Assurément libre dans sa narration, Cinq et la peau échappe ainsi à tout formatage. Dans les faits, le film est composé de deux flux indépendants : la voix, prédominante donc, et l’image. Le « marivaudage avec l’image » un temps évoqué fait cependant défaut dans la durée. Par exemple, l’invocation du passé, moteur principal de tout récit introspectif, passe de façon trop intermittente par l’affichage à l’écran de photographies anciennes.
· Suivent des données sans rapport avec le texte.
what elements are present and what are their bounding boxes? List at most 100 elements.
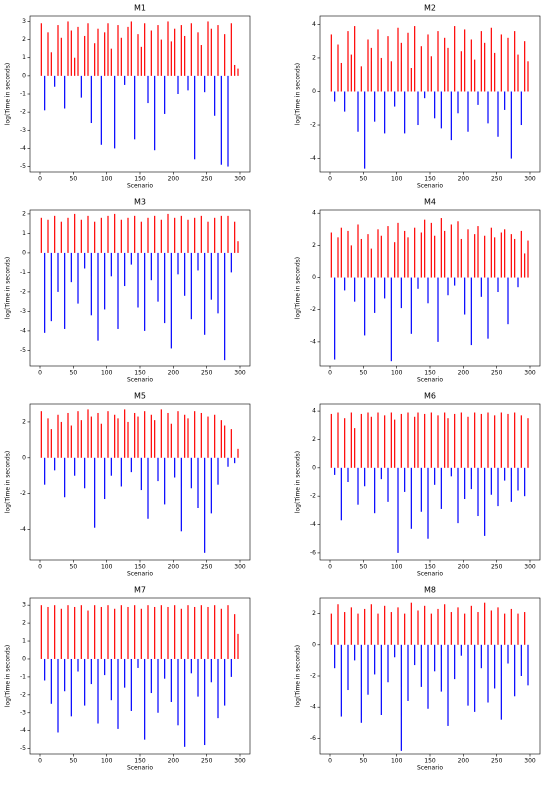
x-tick-label: 150 [424, 370, 436, 377]
x-tick-label: 50 [70, 564, 78, 571]
bar [87, 23, 89, 76]
bar [430, 613, 432, 645]
y-tick-label: -3 [20, 308, 26, 315]
bar [474, 59, 476, 92]
bar [527, 61, 529, 92]
bar [54, 75, 56, 87]
bar [504, 467, 506, 481]
bar [84, 35, 86, 76]
bar [367, 644, 369, 695]
x-axis-label: Scenario [417, 183, 443, 190]
bar [424, 413, 426, 468]
bar [134, 412, 136, 458]
bar [214, 414, 216, 458]
bar [147, 75, 149, 104]
bar [454, 644, 456, 680]
bar [337, 44, 339, 92]
bar [194, 606, 196, 659]
bar [514, 31, 516, 92]
bar [227, 75, 229, 167]
chart-title: M5 [134, 392, 146, 401]
bar [194, 75, 196, 160]
bar [84, 457, 86, 489]
bar [334, 91, 336, 102]
bar [527, 644, 529, 686]
bar [450, 612, 452, 645]
bar [90, 416, 92, 458]
y-tick-label: 3 [22, 18, 26, 25]
bar [377, 412, 379, 468]
bar [447, 644, 449, 726]
bar [334, 467, 336, 475]
bar [237, 448, 239, 458]
x-tick-label: 300 [234, 370, 246, 377]
bar [70, 252, 72, 283]
bar [104, 457, 106, 500]
bar [434, 91, 436, 119]
bar [210, 252, 212, 300]
bar [140, 608, 142, 659]
bar [410, 467, 412, 529]
bar [167, 606, 169, 659]
bar [214, 75, 216, 116]
x-tick-label: 200 [168, 758, 180, 765]
bar [47, 606, 49, 659]
bar [454, 413, 456, 468]
x-tick-label: 200 [458, 758, 470, 765]
bar [407, 237, 409, 278]
bar [70, 425, 72, 458]
bar [97, 658, 99, 724]
bar [180, 457, 182, 532]
bar [144, 23, 146, 76]
bar [64, 658, 66, 692]
bar [507, 413, 509, 468]
bar [150, 252, 152, 281]
bar [450, 467, 452, 477]
bar [200, 215, 202, 253]
bar [174, 605, 176, 659]
bar [190, 457, 192, 489]
bar [224, 34, 226, 76]
bar [457, 91, 459, 114]
bar [510, 91, 512, 159]
bar [207, 21, 209, 76]
bar [340, 644, 342, 717]
bar [147, 605, 149, 659]
bar [397, 222, 399, 278]
bar [100, 606, 102, 659]
x-tick-label: 0 [328, 370, 332, 377]
bar [460, 51, 462, 92]
y-tick-label: 0 [312, 464, 316, 471]
bar [174, 217, 176, 253]
y-tick-label: -2 [20, 691, 26, 698]
y-tick-label: -4 [20, 327, 26, 334]
bar [104, 252, 106, 310]
bar [367, 412, 369, 468]
bar [200, 412, 202, 458]
y-tick-label: -3 [20, 127, 26, 134]
y-tick-label: 2 [22, 36, 26, 43]
bar [440, 644, 442, 692]
bar [467, 91, 469, 132]
bar [457, 607, 459, 645]
y-tick-label: -2 [310, 493, 316, 500]
bar [204, 658, 206, 746]
bar [377, 229, 379, 278]
bar [97, 252, 99, 341]
bar [164, 252, 166, 324]
bar [130, 21, 132, 76]
bar [360, 66, 362, 92]
bar [230, 23, 232, 76]
y-tick-label: -2 [310, 306, 316, 313]
bar [77, 658, 79, 672]
x-tick-label: 0 [38, 758, 42, 765]
bar [110, 252, 112, 277]
x-tick-label: 250 [201, 564, 213, 571]
x-tick-label: 50 [70, 370, 78, 377]
bar [434, 467, 436, 485]
bar [107, 411, 109, 458]
bar [114, 608, 116, 659]
bar [474, 234, 476, 278]
bar [497, 277, 499, 293]
x-tick-label: 250 [201, 176, 213, 183]
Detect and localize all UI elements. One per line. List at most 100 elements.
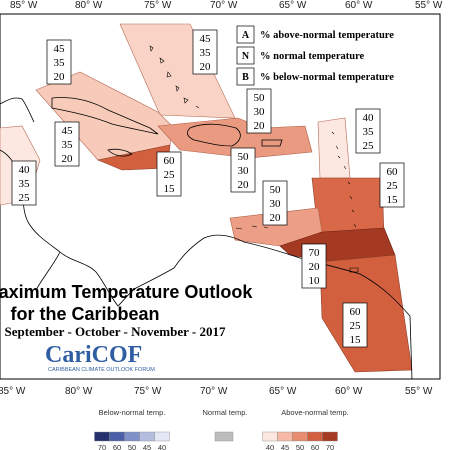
scale-tick: 45 bbox=[281, 443, 289, 450]
map-title-line2: for the Caribbean bbox=[10, 304, 159, 324]
scale-swatch bbox=[94, 431, 110, 442]
scale-tick: 60 bbox=[113, 443, 121, 450]
box-value: 45 bbox=[54, 43, 66, 55]
box-value: 35 bbox=[19, 178, 31, 190]
box-value: 20 bbox=[238, 179, 250, 191]
box-value: 25 bbox=[350, 320, 362, 332]
longitude-labels-bottom: 85° W 80° W 75° W 70° W 65° W 60° W 55° … bbox=[0, 386, 433, 397]
region-box-hispaniola: 50 30 20 bbox=[246, 88, 272, 134]
box-value: 25 bbox=[363, 140, 375, 152]
map-frame bbox=[0, 13, 441, 380]
lon-label: 65° W bbox=[279, 0, 307, 11]
caricof-logo: CariCOF CARIBBEAN CLIMATE OUTLOOK FORUM bbox=[45, 342, 155, 373]
bahamas-islands bbox=[149, 45, 200, 109]
region-box-cuba: 45 35 20 bbox=[46, 39, 72, 85]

A l’image, dans la foulée d’un écrivain interprété par Féodor Atkine, Rissient visite Manille, plus volontiers appréhendée par sa population féminine. C’est dans le filmage des rues de cette métropole que sont enregistrés les principaux mouvements d’une caméra s’efforçant de suivre les protagonistes dans leur déambulation. Mais, dans ce film plus raconté que mis en scène, ces « protagonistes » sont relégués au rang de simples figurants. L’absence de rupture de ton et de rythme renforce le côté lancinant du film.

Cette visite de Manille sur une bande originale très jazzy, c’est aussi pour Rissient l’opportunité d’évoquer le cinéma par l’insertion d’extraits de films. Au-delà du cinéma philippin appréhendé à travers Lino Brocka et Gerardo de Leon, le cinéaste-critique nous parle aussi de Firtz Lang ou encore de Raoul Walsh à travers Kenneth White qui a collaboré à l’écriture du scénario d’Alibis (1977), son premier film.